With life expectancy on the increase and the dementia rate expected to rise threefold by 2046 the chances are that you will need to consider taking out a power of attorney for either yourself or a family member sometime in the future. Setting up a Power of Attorney can give you peace of mind in the event of not been able to look after your own financial affairs.
A power of attorney is a legal document set up by a person (the donor) during his/her lifetime when he/she is in good mental health. It allows another specially appointed person (the attorney)to take actions on the donor’s behalf if the donor is either absent, abroad or incapacitated through illness.
There are two types of power of attorney
- General power of attorney – gives either a specific power i.e. sale of a house, or general powers i.e. authority to deal with all of the donors financial affairs, and ceases if/when the donor becomes incapacitated.
- Enduring power of attorney – comes into effect when the donor becomes unable to look after their own affairs and the document has been registered in the high court.
What is an enduring power of attorney?
An enduring power of attorney is like a “living Will” – a Will that comes into effect while the individual is still alive but no longer able to control their affairs.
A general power of attorney ceases if the donor loses mental capacity whereas an enduring power of attorney only comes into effect on the subsequent mental incapacity of the donor.
How can someone set up an enduring power of attorney?
The document must be put in place while the donor is still of sound mind, in a particular format and must include the following:
- A statement by a doctor verifying that the donor had the mental capacity to understand the effect of creating the power,
- A statement from the donor confirming that they understand the effect of creating the power,
- A statement from a solicitor verifying that the donor had the mental capacity to understand the effect of creating the power and that the donor is acting of their own free will.
The donor must notify at least two other people that they are effecting the enduring power of attorney.
Who can be appointed as the attorney?
The donor can appoint anyone they wish to be the attorney.

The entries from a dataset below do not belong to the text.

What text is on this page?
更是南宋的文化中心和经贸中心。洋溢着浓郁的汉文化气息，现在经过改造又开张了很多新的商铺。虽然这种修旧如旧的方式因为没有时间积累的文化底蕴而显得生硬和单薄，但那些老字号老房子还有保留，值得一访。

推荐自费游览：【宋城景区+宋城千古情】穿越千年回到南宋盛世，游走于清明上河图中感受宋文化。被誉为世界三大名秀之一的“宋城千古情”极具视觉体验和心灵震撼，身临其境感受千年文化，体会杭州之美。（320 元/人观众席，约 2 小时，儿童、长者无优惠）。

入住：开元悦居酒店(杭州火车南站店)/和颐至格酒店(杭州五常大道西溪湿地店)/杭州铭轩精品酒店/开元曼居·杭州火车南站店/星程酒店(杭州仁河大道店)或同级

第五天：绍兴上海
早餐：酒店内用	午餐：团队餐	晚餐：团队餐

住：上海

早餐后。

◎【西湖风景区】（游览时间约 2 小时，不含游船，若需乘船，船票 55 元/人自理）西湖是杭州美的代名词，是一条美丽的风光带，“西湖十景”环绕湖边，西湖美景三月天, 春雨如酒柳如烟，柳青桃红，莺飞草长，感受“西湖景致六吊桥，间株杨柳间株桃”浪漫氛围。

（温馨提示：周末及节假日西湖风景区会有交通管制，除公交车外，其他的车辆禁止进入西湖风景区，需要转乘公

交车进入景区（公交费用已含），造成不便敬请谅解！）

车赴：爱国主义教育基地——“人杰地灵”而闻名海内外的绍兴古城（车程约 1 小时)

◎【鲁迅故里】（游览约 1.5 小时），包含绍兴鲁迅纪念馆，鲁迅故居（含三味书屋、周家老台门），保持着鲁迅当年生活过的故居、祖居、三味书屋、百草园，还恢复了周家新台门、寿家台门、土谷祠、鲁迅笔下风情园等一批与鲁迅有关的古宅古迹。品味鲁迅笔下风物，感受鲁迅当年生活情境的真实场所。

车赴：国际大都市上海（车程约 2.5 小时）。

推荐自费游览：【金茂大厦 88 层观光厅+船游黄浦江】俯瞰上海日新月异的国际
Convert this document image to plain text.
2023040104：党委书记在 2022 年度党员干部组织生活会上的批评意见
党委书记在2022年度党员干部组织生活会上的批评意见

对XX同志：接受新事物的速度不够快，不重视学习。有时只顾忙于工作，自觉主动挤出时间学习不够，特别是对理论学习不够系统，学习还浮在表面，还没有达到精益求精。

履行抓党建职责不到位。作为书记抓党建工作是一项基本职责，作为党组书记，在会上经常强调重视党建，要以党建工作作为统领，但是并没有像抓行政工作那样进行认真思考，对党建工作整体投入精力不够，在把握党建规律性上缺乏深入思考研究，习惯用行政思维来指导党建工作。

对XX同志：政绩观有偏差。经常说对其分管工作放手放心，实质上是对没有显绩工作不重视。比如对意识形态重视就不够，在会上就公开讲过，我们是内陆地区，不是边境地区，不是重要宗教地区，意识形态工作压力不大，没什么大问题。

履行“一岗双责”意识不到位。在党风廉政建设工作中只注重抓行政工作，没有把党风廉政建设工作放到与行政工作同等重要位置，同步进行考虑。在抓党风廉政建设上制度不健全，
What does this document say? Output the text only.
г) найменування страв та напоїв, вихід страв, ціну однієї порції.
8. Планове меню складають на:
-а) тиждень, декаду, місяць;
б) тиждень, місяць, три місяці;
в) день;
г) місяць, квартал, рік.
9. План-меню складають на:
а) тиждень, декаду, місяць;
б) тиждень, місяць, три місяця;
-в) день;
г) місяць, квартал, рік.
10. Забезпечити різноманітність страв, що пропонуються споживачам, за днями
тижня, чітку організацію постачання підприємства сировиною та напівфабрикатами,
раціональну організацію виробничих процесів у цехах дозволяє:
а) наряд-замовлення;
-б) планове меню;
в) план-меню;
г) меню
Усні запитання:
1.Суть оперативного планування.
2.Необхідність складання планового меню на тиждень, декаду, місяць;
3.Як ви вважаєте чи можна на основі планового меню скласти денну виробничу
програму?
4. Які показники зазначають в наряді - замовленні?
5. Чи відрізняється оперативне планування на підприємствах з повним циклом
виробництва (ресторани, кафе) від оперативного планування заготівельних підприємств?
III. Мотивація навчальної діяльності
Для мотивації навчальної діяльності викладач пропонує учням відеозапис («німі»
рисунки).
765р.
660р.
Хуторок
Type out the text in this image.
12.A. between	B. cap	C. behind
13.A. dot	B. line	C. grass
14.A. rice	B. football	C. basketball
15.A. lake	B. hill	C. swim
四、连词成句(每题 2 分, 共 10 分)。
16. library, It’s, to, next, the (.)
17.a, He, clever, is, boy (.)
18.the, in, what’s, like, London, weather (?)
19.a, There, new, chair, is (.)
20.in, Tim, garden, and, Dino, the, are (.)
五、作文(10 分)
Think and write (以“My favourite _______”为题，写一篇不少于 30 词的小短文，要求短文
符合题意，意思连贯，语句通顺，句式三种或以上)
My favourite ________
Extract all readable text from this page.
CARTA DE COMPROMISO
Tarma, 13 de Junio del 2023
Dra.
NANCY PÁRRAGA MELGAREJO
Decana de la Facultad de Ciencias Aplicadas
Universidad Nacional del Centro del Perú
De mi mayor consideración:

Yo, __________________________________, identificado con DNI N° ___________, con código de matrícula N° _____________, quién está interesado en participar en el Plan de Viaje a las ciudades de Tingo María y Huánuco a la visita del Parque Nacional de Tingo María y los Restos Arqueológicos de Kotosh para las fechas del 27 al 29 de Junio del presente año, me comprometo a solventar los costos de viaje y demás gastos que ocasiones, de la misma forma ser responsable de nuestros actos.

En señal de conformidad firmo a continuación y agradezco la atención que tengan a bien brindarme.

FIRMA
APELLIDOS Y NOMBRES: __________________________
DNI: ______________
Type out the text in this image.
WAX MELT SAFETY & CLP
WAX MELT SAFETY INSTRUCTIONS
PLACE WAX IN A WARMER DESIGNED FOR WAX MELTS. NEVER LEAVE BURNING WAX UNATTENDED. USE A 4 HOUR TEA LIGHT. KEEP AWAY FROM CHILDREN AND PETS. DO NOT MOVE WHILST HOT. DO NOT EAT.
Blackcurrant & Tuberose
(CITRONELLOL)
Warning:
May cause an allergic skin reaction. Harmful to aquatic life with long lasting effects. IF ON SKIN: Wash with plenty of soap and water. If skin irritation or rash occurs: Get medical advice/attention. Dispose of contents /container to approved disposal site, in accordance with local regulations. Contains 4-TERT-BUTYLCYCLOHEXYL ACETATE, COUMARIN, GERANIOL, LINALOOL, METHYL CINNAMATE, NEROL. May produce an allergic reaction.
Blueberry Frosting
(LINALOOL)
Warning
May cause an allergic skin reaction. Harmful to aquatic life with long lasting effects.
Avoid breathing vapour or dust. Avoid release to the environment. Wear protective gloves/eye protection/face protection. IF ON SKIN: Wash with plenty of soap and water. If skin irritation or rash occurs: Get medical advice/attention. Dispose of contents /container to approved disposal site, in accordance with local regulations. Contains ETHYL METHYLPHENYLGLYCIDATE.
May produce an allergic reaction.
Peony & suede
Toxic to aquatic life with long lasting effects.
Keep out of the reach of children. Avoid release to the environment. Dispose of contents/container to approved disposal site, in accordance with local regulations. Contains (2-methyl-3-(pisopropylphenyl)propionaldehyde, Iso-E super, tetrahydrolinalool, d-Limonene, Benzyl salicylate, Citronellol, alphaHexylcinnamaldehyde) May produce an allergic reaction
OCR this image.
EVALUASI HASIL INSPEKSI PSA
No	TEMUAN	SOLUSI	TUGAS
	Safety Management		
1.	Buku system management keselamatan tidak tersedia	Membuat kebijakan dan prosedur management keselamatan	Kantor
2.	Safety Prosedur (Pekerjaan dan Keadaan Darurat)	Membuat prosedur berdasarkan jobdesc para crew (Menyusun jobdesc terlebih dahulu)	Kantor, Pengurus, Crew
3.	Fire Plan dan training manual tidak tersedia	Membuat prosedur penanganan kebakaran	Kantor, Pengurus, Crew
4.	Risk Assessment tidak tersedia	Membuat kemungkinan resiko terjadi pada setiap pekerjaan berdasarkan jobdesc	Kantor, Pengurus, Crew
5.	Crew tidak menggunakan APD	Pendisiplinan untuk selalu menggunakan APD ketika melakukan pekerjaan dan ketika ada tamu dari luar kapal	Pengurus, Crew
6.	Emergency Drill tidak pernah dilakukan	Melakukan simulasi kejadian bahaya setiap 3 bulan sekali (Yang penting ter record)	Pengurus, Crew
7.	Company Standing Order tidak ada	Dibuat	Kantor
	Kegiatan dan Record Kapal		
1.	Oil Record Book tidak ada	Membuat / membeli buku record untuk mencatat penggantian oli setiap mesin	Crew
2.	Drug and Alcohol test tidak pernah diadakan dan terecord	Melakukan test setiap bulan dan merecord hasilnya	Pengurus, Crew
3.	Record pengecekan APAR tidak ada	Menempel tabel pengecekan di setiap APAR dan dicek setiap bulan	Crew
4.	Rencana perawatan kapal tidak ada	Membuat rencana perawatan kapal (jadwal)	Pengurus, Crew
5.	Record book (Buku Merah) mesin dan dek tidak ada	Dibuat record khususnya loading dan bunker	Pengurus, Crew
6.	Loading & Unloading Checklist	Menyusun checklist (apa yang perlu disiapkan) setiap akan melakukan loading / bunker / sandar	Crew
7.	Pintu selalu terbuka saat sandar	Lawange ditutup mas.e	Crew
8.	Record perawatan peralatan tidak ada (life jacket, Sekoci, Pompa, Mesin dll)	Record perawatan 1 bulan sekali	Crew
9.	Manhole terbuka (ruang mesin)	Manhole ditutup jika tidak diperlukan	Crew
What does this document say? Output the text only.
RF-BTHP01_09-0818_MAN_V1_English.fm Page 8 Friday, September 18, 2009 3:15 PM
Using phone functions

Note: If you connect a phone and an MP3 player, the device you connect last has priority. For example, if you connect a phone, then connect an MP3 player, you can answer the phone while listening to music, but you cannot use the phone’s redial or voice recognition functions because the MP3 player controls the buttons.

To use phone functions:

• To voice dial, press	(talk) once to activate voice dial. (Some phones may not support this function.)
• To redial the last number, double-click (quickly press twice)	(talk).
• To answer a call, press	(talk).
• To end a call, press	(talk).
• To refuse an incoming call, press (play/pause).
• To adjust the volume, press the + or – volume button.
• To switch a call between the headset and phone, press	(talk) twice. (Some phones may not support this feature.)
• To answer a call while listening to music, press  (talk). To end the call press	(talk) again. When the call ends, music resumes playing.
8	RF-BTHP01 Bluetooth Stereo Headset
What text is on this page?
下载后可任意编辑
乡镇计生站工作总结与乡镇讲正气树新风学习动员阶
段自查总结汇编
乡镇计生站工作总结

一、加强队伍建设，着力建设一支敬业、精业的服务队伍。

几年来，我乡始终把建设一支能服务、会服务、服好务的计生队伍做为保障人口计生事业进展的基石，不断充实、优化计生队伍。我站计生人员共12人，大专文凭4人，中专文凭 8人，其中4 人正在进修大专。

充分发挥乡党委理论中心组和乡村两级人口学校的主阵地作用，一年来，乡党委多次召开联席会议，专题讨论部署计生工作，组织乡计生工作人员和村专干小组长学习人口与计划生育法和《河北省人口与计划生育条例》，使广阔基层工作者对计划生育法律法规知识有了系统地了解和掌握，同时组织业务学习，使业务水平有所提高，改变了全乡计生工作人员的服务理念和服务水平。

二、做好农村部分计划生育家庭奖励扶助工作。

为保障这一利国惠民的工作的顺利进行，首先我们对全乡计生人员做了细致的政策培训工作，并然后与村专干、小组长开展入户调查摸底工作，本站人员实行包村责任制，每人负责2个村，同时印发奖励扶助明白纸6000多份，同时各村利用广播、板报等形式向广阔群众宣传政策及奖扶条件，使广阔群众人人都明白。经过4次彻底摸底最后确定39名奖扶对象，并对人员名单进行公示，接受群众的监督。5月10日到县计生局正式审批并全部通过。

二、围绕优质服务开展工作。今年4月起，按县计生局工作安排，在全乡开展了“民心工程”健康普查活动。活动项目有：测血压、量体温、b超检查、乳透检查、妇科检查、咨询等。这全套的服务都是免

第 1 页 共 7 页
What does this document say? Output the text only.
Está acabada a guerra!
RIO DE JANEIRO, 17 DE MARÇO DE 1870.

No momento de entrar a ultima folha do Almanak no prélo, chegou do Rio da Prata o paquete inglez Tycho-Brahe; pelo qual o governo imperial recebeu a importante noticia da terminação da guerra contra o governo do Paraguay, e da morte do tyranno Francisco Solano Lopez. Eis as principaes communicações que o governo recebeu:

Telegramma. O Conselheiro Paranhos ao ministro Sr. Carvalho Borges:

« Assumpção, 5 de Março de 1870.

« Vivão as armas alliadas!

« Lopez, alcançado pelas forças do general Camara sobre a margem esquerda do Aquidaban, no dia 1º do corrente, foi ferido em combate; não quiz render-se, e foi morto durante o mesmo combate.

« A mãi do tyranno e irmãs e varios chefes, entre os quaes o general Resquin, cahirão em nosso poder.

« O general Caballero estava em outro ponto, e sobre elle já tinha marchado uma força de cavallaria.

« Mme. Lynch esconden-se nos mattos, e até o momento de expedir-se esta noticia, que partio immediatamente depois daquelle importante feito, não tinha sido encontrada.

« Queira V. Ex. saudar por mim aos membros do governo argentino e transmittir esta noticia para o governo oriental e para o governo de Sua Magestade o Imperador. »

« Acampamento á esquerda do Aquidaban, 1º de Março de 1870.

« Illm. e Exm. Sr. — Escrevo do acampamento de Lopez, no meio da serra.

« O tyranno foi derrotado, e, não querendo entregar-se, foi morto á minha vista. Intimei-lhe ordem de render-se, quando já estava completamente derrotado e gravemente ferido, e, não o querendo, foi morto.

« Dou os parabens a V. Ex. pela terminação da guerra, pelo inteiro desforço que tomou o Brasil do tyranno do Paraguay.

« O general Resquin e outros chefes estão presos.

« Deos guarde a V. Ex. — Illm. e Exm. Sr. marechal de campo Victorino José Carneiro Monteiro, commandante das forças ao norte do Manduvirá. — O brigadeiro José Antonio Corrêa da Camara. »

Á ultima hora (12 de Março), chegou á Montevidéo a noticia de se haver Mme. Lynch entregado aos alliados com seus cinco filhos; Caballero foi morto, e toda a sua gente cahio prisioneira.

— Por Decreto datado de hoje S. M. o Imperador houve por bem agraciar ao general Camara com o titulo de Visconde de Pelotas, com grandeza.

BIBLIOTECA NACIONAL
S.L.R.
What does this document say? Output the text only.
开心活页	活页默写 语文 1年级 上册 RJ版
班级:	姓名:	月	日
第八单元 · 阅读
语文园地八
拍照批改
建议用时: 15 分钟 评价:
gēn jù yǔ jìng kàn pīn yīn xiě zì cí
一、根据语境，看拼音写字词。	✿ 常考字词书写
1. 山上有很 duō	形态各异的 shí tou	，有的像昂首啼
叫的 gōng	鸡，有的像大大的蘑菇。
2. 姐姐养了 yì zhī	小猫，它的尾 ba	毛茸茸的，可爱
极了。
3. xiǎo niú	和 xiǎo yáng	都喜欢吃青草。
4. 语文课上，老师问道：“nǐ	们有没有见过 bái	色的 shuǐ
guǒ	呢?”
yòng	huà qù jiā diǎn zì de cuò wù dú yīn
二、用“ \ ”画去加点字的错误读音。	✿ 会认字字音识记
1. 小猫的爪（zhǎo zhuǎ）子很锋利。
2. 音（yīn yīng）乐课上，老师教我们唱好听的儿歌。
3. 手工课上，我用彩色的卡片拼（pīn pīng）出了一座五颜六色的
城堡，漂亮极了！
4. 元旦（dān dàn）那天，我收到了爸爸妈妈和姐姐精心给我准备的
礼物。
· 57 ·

They may also appoint more than one person as attorney. If more than one attorney is appointed then the donor should specify if they are to act
Jointly – i.e. together on all matters.
Jointly and severally – i.e. together or separately if they wish.
If the enduring power of attorney does not specify “jointly” or “jointly and severally”, attorneys are deemed to have been appointed jointly.
Who cannot be appointed as the attorney?
- People under the age of 18,
- People who have been declared bankrupt,
- People convicted of an offence involving fraud or dishonesty,
- People disqualified under the companies act,
- An individual or trust corporation who owns a nursing home in which the donor lives or an employee or agent of the owner, unless that person is also the donors spouse, child or sibling.
When does the enduring power of attorney come into effect?
The enduring power of attorney only comes into effect when it has been registered in the High Court – Office of the Wards of Court.
- To register the power, the attorney must make an application to the High Court once he / she believes that the donor is mentally incapacitated or is becoming mentally incapacitated.
- The attorney must have a medical certificate confirming that the donor is unable to look after their affairs.
- The attorney must notify the donor and the two nominated people on the power that they are registering the power with the court. It normally takes 5 weeks after the initial documentation is lodged in the Office of the Wards of Court for the enduring power of attorney to be registered.
What authority / power does the attorney have?
The donor is required, when creating the enduring power of attorney, to specify what powers the attorney is to have. These powers may be very general or they may be subject to conditions or restrictions. The donor may also include an authority to the attorney to make personal care decisions on their behalf, these may include;
- Where and with whom the donor should live;
- What training and rehabilitation the donor should receive;
- The donors dress and diet;
- The inspection of the donors personal papers.
What happens on the death of the donor?
When the donor dies, the powers given to the attorney under the enduring power of attorney cease. The donor’s estate is administered in the normal way – Grant of Probate / Letters of Administration are issued and his / her estate is distributed in accordance with terms of Will or Intestacy Rules.
In what circumstances can an enduring power of attorney cease?
- On the death of the donor.
- On revocation by the donor before registration, or by the Court after registration.
- An enduring power of attorney where the spouse of the donor is the attorney shall cease if there is a subsequent legal separation between the spouses.
- If only one attorney is appointed and he / she dies or becomes incapable of acting.
- On the bankruptcy of the attorney.
Can the donor change the person nominated as the attorney?
Yes, once the enduring power of attorney has not been registered. After registration, any changes must be executed by the Court.
Can the donor change his / her mind after executing the enduring power of attorney?
Yes, once the enduring power of attorney has not been registered. After registration, any revocation must be executed by the Court.
Does the ownership of the donors property change?
No. The donors property is not transferred into the attorneys name – it is invested by the attorney on behalf of the donor.